Chapter 6 Logistic Regression

  • When do we use this?: When \(Y\) is a binary variable (a categorical variable with exactly 2 outcomes).

6.1 Fitting the Model

m1 <- glm( y ~ x, data = , family = binomial)

  • Replace y with your categorical response variable.
  • Replace x with your explanatory variable.
  • data = your data set

6.2 Creating Mosaic Plots

mosaicplot( x ~ y, data = , xlab = "X Axis Label", ylab = "Y Axis Label" , main = "Plot Title")

  • Replace y with your categorical response variable.
  • Replace x with your categorical explanatory variable.
  • data = your data set
  • You can change what is in the parentheses to reflect the labels and title you want.
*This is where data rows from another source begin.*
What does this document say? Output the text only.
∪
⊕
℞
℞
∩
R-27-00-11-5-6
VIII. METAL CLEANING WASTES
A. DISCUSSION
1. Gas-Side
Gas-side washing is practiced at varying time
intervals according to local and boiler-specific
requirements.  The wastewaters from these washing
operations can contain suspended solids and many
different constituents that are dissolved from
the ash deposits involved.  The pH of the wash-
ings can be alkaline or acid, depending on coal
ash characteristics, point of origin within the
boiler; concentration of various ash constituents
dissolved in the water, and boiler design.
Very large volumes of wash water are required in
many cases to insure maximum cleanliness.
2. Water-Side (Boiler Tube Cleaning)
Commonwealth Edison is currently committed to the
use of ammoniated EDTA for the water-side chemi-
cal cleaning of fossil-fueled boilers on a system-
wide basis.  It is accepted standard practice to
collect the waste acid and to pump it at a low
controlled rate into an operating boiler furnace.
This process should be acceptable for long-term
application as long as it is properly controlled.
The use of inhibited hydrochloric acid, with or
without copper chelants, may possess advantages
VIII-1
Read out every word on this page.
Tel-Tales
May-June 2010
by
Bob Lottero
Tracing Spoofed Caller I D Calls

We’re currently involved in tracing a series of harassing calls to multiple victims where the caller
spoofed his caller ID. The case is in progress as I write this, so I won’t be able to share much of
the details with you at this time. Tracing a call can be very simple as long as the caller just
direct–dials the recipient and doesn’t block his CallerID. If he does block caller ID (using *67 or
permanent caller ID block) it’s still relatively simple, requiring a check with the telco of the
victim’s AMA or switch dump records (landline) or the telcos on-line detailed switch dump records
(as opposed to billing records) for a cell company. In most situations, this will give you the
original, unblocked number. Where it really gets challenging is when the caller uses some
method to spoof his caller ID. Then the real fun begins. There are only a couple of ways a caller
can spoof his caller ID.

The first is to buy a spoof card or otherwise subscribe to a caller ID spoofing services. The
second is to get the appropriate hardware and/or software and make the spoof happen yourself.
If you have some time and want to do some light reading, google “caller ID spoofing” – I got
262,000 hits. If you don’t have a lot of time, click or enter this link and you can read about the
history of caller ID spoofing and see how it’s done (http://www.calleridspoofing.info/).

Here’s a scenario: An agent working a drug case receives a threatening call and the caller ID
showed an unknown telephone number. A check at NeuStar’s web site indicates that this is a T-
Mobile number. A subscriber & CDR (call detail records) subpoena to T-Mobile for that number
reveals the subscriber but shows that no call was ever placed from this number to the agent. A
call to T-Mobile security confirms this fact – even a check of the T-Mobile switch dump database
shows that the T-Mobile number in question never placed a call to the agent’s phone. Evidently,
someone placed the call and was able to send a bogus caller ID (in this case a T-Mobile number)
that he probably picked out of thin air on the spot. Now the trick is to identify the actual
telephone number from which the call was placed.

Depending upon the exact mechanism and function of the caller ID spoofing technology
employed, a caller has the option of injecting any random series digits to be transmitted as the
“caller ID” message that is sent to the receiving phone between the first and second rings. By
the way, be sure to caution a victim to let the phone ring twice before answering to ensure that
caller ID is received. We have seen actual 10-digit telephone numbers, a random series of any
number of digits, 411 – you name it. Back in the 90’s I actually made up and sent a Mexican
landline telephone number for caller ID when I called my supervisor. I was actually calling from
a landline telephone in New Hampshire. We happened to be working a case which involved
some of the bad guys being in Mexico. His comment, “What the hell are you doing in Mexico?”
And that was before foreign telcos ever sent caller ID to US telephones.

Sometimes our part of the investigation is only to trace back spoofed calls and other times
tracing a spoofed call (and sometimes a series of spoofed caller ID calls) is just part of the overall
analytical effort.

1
6.3 Creating an Empirical Logit Plot

logOddsPlot <- function(x, y, xname, formulahere){
  sort = order(x)
  x = x[sort]
  y = y[sort]
  a = seq(1, length(x), by=.05*length(y))
  b = c(a[-1] - 1, length(x))
  
  prob = xmean = ns = rep(0, length(a)) # ns is for CIs
  for (i in 1:length(a)){
    range = (a[i]):(b[i])
    prob[i] = mean(y[range])
    xmean[i] = mean(x[range])
    ns[i] = b[i] - a[i] + 1 # for CI 
  }
  
  extreme = (prob == 1 | prob == 0)
  #prob[prob == 0] = min(prob[!extreme])
  #prob[prob == 1] = max(prob[!extreme])
  prob[prob == 0] = .01
  prob[prob == 1] = .99
  
  g = log(prob/(1-prob))
  
  dataHere <- data.frame("x" = b, "LogOdds" = g)
  
  suppressMessages(library(ggplot2))
  
  ggplot(dataHere, aes(x =xmean, y = LogOdds)) + geom_point() + geom_smooth(formula = formulahere, method = "lm", se = FALSE) + labs(x = xname, y = "Log Odds")
}

Citation: This code was adapted from (http://alexschell.github.io/emplogit.html) [Alex Schell’s website].

To use the function, you will need to specify the inputs, meaning the pieces of information the computer needs in order to run the code.

  • x: the column containing the x variable (Titanic$Fare)
  • y: the column containing the y variable (Titanic$Survived). Note that this code sometimes requires you to put as.numeric around your variable (as.numeric(Titanic$Survived)) as it is specifically looking for a number between 0 and 1.
  • xlab: This is the x axis label you want on your graph, like “Age”. Make sure you put quotes around your label.
  • formulahere: This is the shape of the relationship you want. If you want a line, use y~x. If you want a 2nd order polynomial, use y~poly(x,2)

6.4 Making Predictions

probabilities <- predict(Model, type = "response")

predicted.Y <- ifelse(probabilities > THRESHOLD , 1, 0)

  • The first line creates predicted probability that \(Y_i = 1\) for each row \(i\).
  • The second row assign all rows with predicted probabilities greater than THRESHOLD as a 1, and all probabilities less than or equal to THRESHOLD as 0.
  • Replace “model” with the name of your model.
  • Replace DATA with the name of your data set.
  • Replace THRESHOLD with your chosen threshold value.

6.5 Confusion Matrix

knitr::kable( table("Prediction"= predicted.Y, "Actual" = DATA$Y) )

  • Replace DATA with the name of your data set.
  • Replace Y with your Y variable.

6.6 Hypothesis Testing

anova(Model1,Model2, test = "LRT")

  • This code is for a Nested Likelihood Ratio Test.
  • Replace Model1 with the name of your smaller model, and Model2 with the name of your larger model.

anova(Model1, test = "Chisq")

  • This code is for a Drop in Deviance Test.
  • Replace Model1 with the name of your model.